An ongoing series of piano pieces
1 aerobic invention (2½ mins)
2 free and easy (2¾ mins)
3 sweet and sour (2 mins)
4 Wasserklang (6 mins)
5 Gradus ad nauseam
6 Suspended animation
7 Lullaby
8 Divisions
9 Cat and mouse
10 Theme & variations
In 2007, realising that it had been many years since I had written for solo piano, I began a long series of pieces with the open and non-specific title Bagatelle which could be anything I wanted it to be - and which would reflect my current compositional interests, rather like a musical diary. Never one to do things by halves, I decided to write one hundred of these over the next ten years.
This may sound madness when one has passed the age of sixty; but there is method in it. For the last few years I have been building my music from eight-note modes. These use four notes from each of the two hexachords (six semitones) which make up the octave. I will not bore the listener with details; enough to say that this helps me create the sort of audible identity which one associates with tonal music, without the danger of the déjà entendu - or the banal - which is inescapable when one uses a language so overloaded with historical baggage. As it happens, there are a hundred different modes of this type.

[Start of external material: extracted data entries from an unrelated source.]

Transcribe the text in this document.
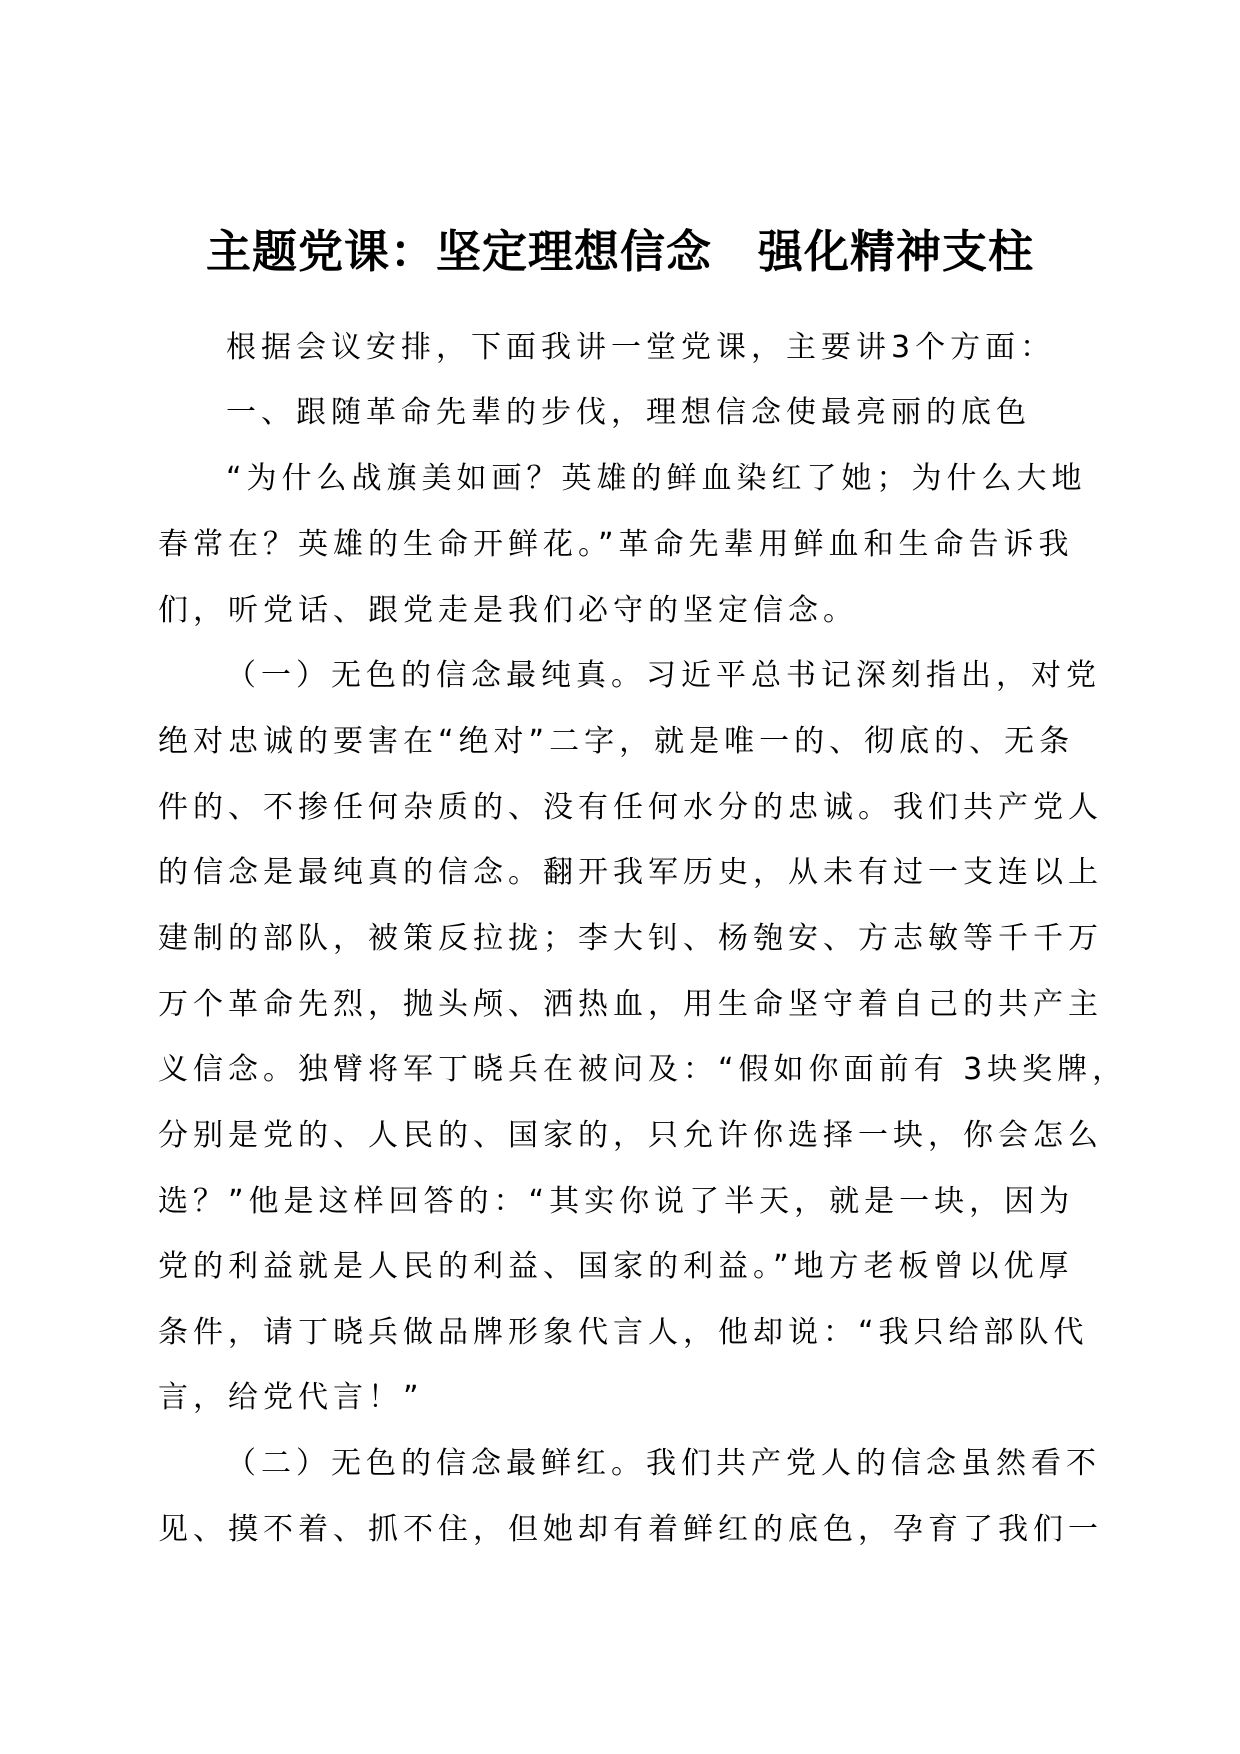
主题党课：坚定理想信念　强化精神支柱
根据会议安排，下面我讲一堂党课，主要讲3个方面：
一、跟随革命先辈的步伐，理想信念使最亮丽的底色
“为什么战旗美如画？英雄的鲜血染红了她；为什么大地
春常在？英雄的生命开鲜花。”革命先辈用鲜血和生命告诉我
们，听党话、跟党走是我们必守的坚定信念。
（一）无色的信念最纯真。习近平总书记深刻指出，对党
绝对忠诚的要害在“绝对”二字，就是唯一的、彻底的、无条
件的、不掺任何杂质的、没有任何水分的忠诚。我们共产党人
的信念是最纯真的信念。翻开我军历史，从未有过一支连以上
建制的部队，被策反拉拢；李大钊、杨匏安、方志敏等千千万
万个革命先烈，抛头颅、洒热血，用生命坚守着自己的共产主
义信念。独臂将军丁晓兵在被问及：“假如你面前有 3块奖牌，
分别是党的、人民的、国家的，只允许你选择一块，你会怎么
选？”他是这样回答的：“其实你说了半天，就是一块，因为
党的利益就是人民的利益、国家的利益。”地方老板曾以优厚
条件，请丁晓兵做品牌形象代言人，他却说：“我只给部队代
言，给党代言！”
（二）无色的信念最鲜红。我们共产党人的信念虽然看不
见、摸不着、抓不住，但她却有着鲜红的底色，孕育了我们一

In Aerobic invention (mode 1 on C) a two-part contrapuntal opening is followed by a decorated chorale; then the opening material returns in canon and turns into a fugue, which fades away after the subject has been stretched out into a series of trills; finally, the material is verticalised as a series of chunky chords in a thoroughly aerobic coda.
Free and easy (mode 12 on G) is the simplest of the four pieces. A lilting phrase is passed through a modal prism which alters the intervals in an unpredictable way. The supporting harmony shifts correspondingly, and there is no other attempt at variety: once the melody has rung the modal changes and returned to its starting-point, the piece ends.
Sweet and sour (mode 23 on D) takes its name from its contrasted character, and is also a tease at my wife Malu, who is half Chinese and whom I call Sweet Pea when she is nice and Sour Pee when she is not. This is a deceptively hard piece: it denies the pianist use of the pedal, forcing her to create genuine hand legato for the left-hand melody which takes up the first part. In the second part, the left hand sounds the notes of the mode like bells in the centre register, while the right hand cuts out a series of staccato chords all over the keyboard. The piece ends with a reprise of the opening, but with the notes exchanged between the two strands of music.
Wasserklang is a piece about the sounds of water. At the beginning, the piano is on the surface, with light reflected on tiny ripples; then it plunges to the bottom, and explores the transparency and shifting light of the underwater world. A two-note theme emerges, and the music bursts briefly out into the air; then dives down again, using the sustaining pedal to create confusion and strange resonances. This is interrupted by a short silence, after which a passage of rapid repeated notes leads to the main climax, which mimics the splashing of waves. This ends in a passage of double trills which fades to a quiet, high chord. There follows a virtuosic coda marked schimmernd und glitzernd which begins very quietly, but slowly grows to a climax of rhythmically uneven chords (like huge waves crashing on the shore). The piece ends with a quiet upward legato phrase, like drops of silvery water tossed into the air.